Resp.: Sim, mas a isenção do imposto de renda dos proventos de aposentadoria, reforma e pensão, recebidos por portadores de doença grave, está condicionada à comprovação. Para efeito de reconhecimento de isenção, a doença deve ser comprovada mediante laudo pericial emitido por serviço médico oficial da União, dos Estados, do DF e dos Municípios, devendo ser fixado o prazo de validade do laudo pericial, no caso de doenças passíveis de controle.
(Lei nº 9.250, de 1995, art. 30; RIR/1999, art. 39, §§ 4º e 5º; IN SRF nº 15, de 2001, art. 5º, §§ 1º e 2º)
Doenças consideradas graves para fins de isenção -
São isentos os rendimentos relativos à aposentadoria, reforma ou pensão (inclusive complementações) recebidos por portadores de tuberculose ativa, alienação mental, esclerose múltipla, neoplasia maligna, cegueira, hanseníase, paralisia irreversível e incapacitante, cardiopatia grave, doença de Parkinson, espondiloartrose anquilosante, nefropatia grave, estados avançados da doença de Paget (osteíte deformante), contaminação por radiação, síndrome da imunodeficiência adquirida (aids) e fibrose cística (mucoviscidose).
(RIR/1999, art. 39, XXXIII; IN SRF nº 15, de 2001, art. 5º, XII)
Os rendimentos recebidos de aposentadoria ou pensão, embora acumuladamente, não sofrem tributação por força do disposto na Lei nº 7.713, de 1988, art. 6º, inciso XIV, que isenta referidos rendimentos recebidos por portador de doença grave. A isenção aplica-se aos rendimentos de aposentadoria, reforma ou pensão, inclusive os recebidos acumuladamente, relativos a período anterior à data em que foi contraída a moléstia grave, desde que percebidos a partir:
· do mês da concessão da pensão, aposentadoria ou reforma, se a doença for preexistente ou a aposentadoria ou reforma for por ela motivada;
· do mês da emissão do laudo pericial que reconhecer a doença contraída após a aposentadoria, reforma ou concessão da pensão;
· da data em que a doença for contraída, quando identificada no laudo pericial emitido posteriormente à concessão da pensão, aposentadoria ou reforma.
A comprovação deve ser feita mediante laudo pericial emitido por serviço médico oficial da União, dos Estados, do Distrito Federal ou dos Municípios.
(Lei nº 7.713, de 1988, arts. 6º, XIV e XXI, e 12; Lei nº 8.541, de 1992, art. 47; Lei nº 9.250, de 1995, art. 30; RIR/1999, art. 39, XXXI, XXXIII e § 6º; IN SRF nº 15, de 2001, art. 5º, §§ 2º e 3º; ADN Cosit nº 19, de 2000).
É isenta do imposto de renda a complementação de aposentadoria, reforma ou pensão, recebida de entidade de previdência privada, Fundo de Aposentadoria Programada Individual (Fapi) ou Programa Gerador de Benefício Livre (PGBL), exceto a pensão decorrente de doença profissional, observado o disposto na pergunta 258.
(Lei nº 7.713, de 1988, art. 6º, XXI; Lei nº 8.541, de 1992, art. 47; RIR/1999, art. 39, § 6º; IN SRF nº 15, de 2001, art. 5º, § 4º).
Por fim, os valores recebidos a título de pensão, em cumprimento de acordo ou decisão judicial, inclusive a prestação de alimentos provisionais, estão contemplados pela isenção de portadores de moléstia grave.
(RIR/1999, art. XXXI, 39; ADN Cosit nº 35, de 1995)

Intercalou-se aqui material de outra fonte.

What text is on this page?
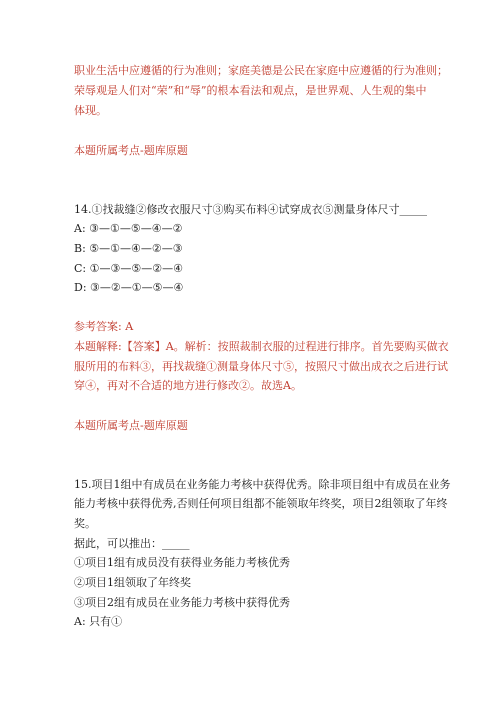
职业生活中应遵循的行为准则；家庭美德是公民在家庭中应遵循的行为准则；
荣辱观是人们对“荣”和“辱”的根本看法和观点，是世界观、人生观的集中
体现。
本题所属考点-题库原题
14.①找裁缝②修改衣服尺寸③购买布料④试穿成衣⑤测量身体尺寸_____
A: ③—①—⑤—④—②
B: ⑤—①—④—②—③
C: ①—③—⑤—②—④
D: ③—②—①—⑤—④
参考答案: A
本题解释:【答案】A。解析：按照裁制衣服的过程进行排序。首先要购买做衣
服所用的布料③，再找裁缝①测量身体尺寸⑤，按照尺寸做出成衣之后进行试
穿④，再对不合适的地方进行修改②。故选A。
本题所属考点-题库原题
15.项目1组中有成员在业务能力考核中获得优秀。除非项目组中有成员在业务
能力考核中获得优秀,否则任何项目组都不能领取年终奖，项目2组领取了年终
奖。
据此，可以推出：_____
①项目1组有成员没有获得业务能力考核优秀
②项目1组领取了年终奖
③项目2组有成员在业务能力考核中获得优秀
A: 只有①
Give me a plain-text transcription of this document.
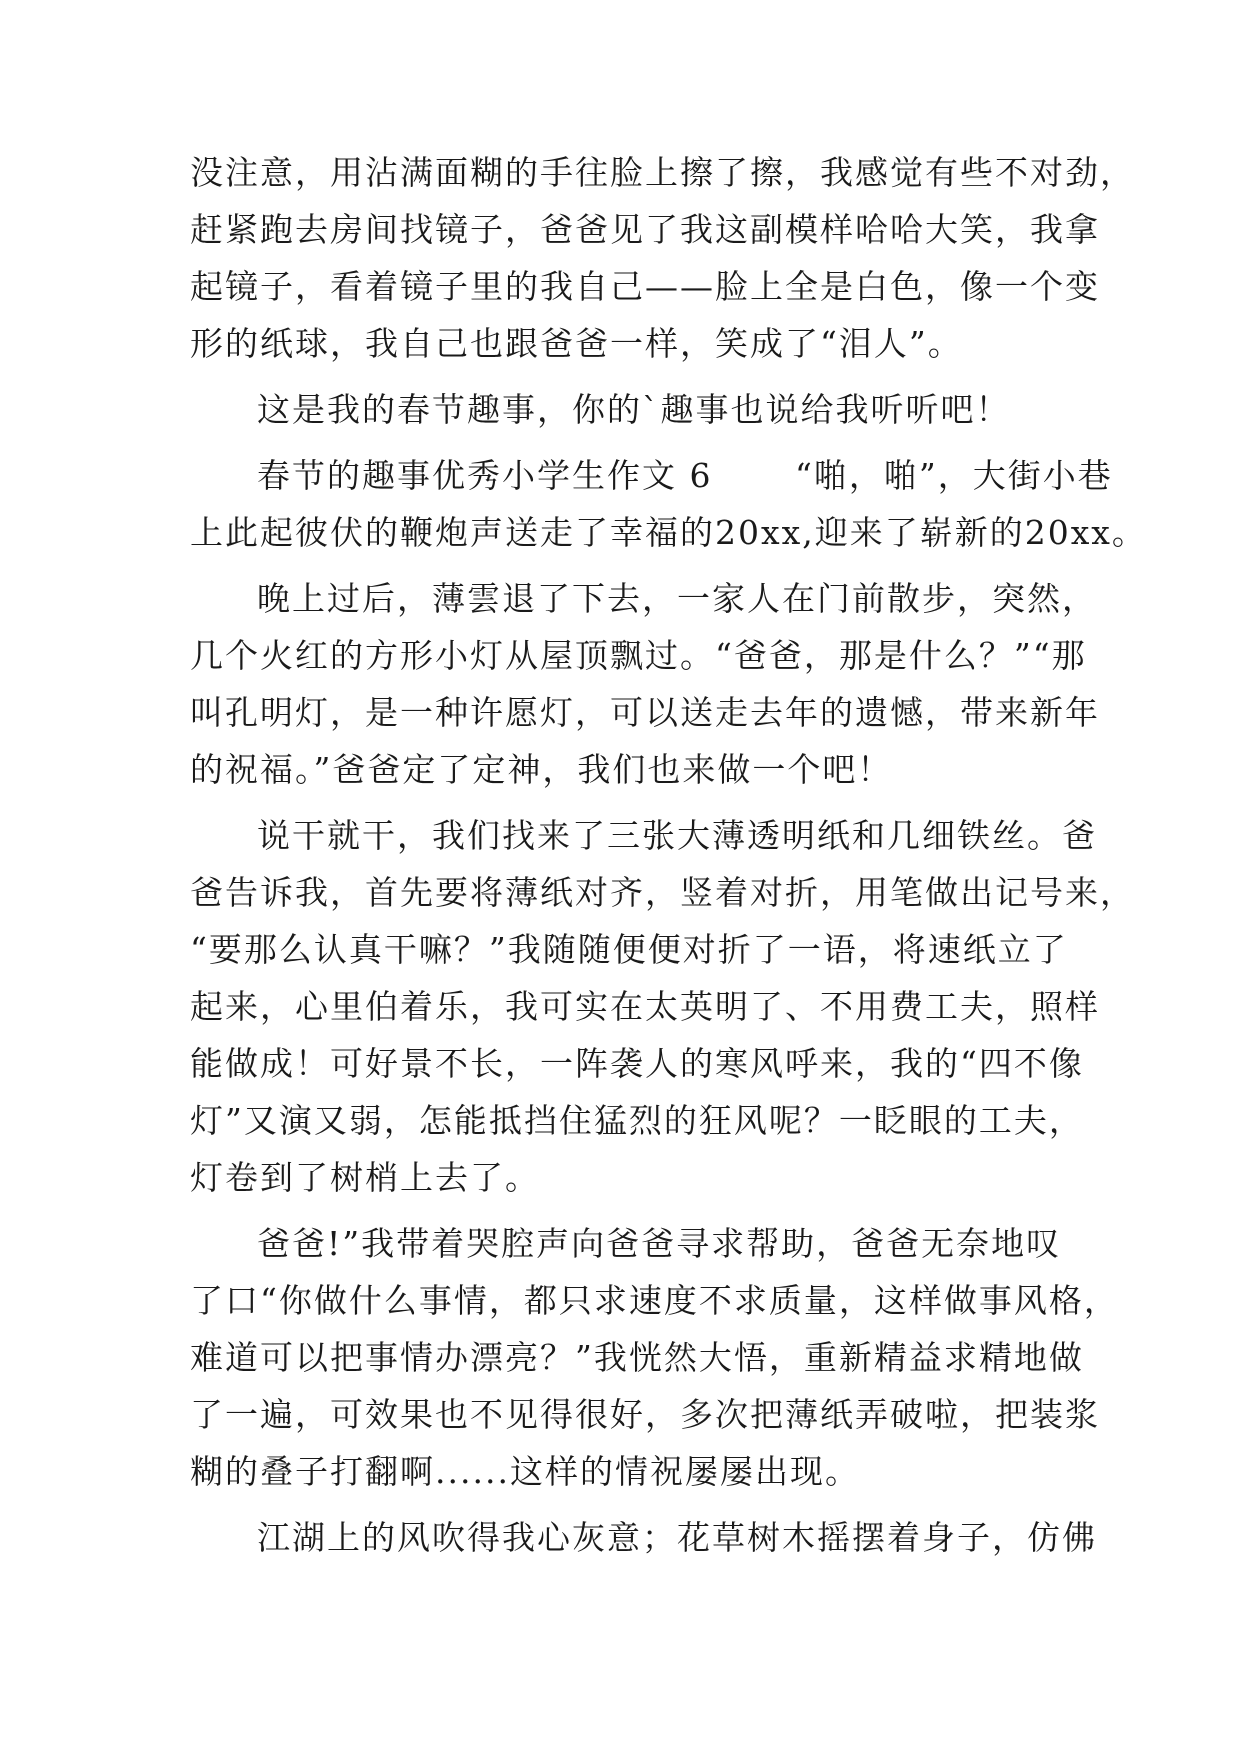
没注意，用沾满面糊的手往脸上擦了擦，我感觉有些不对劲，
赶紧跑去房间找镜子，爸爸见了我这副模样哈哈大笑，我拿
起镜子，看着镜子里的我自己——脸上全是白色，像一个变
形的纸球，我自己也跟爸爸一样，笑成了“泪人”。
这是我的春节趣事，你的`趣事也说给我听听吧！
春节的趣事优秀小学生作文 6　　 “啪，啪”，大街小巷
上此起彼伏的鞭炮声送走了幸福的20xx,迎来了崭新的20xx。
晚上过后，薄雲退了下去，一家人在门前散步，突然，
几个火红的方形小灯从屋顶飘过。“爸爸，那是什么？”“那
叫孔明灯，是一种许愿灯，可以送走去年的遗憾，带来新年
的祝福。”爸爸定了定神，我们也来做一个吧！
说干就干，我们找来了三张大薄透明纸和几细铁丝。爸
爸告诉我，首先要将薄纸对齐，竖着对折，用笔做出记号来，
“要那么认真干嘛？”我随随便便对折了一语，将速纸立了
起来，心里伯着乐，我可实在太英明了、不用费工夫，照样
能做成！可好景不长，一阵袭人的寒风呼来，我的“四不像
灯”又演又弱，怎能抵挡住猛烈的狂风呢？一眨眼的工夫，
灯卷到了树梢上去了。
爸爸!”我带着哭腔声向爸爸寻求帮助，爸爸无奈地叹
了口“你做什么事情，都只求速度不求质量，这样做事风格，
难道可以把事情办漂亮？”我恍然大悟，重新精益求精地做
了一遍，可效果也不见得很好，多次把薄纸弄破啦，把装浆
糊的叠子打翻啊......这样的情祝屡屡出现。
江湖上的风吹得我心灰意；花草树木摇摆着身子，仿佛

05. Em relação a seus direitos, como deve proceder judicialmente um soropositivo?


Resp.: Caso haja qualquer violação dos direitos e garantias, como, por exemplo, à dignidade humana, o soropositivo deve proceder como qualquer outro cidadão. É preciso procurar um advogado ou um serviço de assistência jurídica gratuita (caso a pessoa seja economicamente carente e não possa, comprovadamente, pagar os honorários de um advogado).



Observação :


Mas como esses direitos repercutem na vida real?

Cabe ressaltar que há diferença entre ser portador do HIV e paciente de AIDS, sendo óbvio que o segundo tem todos os direitos que o primeiro (ex. levantamento do FGTS) e alguns outros (ex. auxílio-doença e levantamento do PIS/PASEP), de acordo com seu estado de saúde.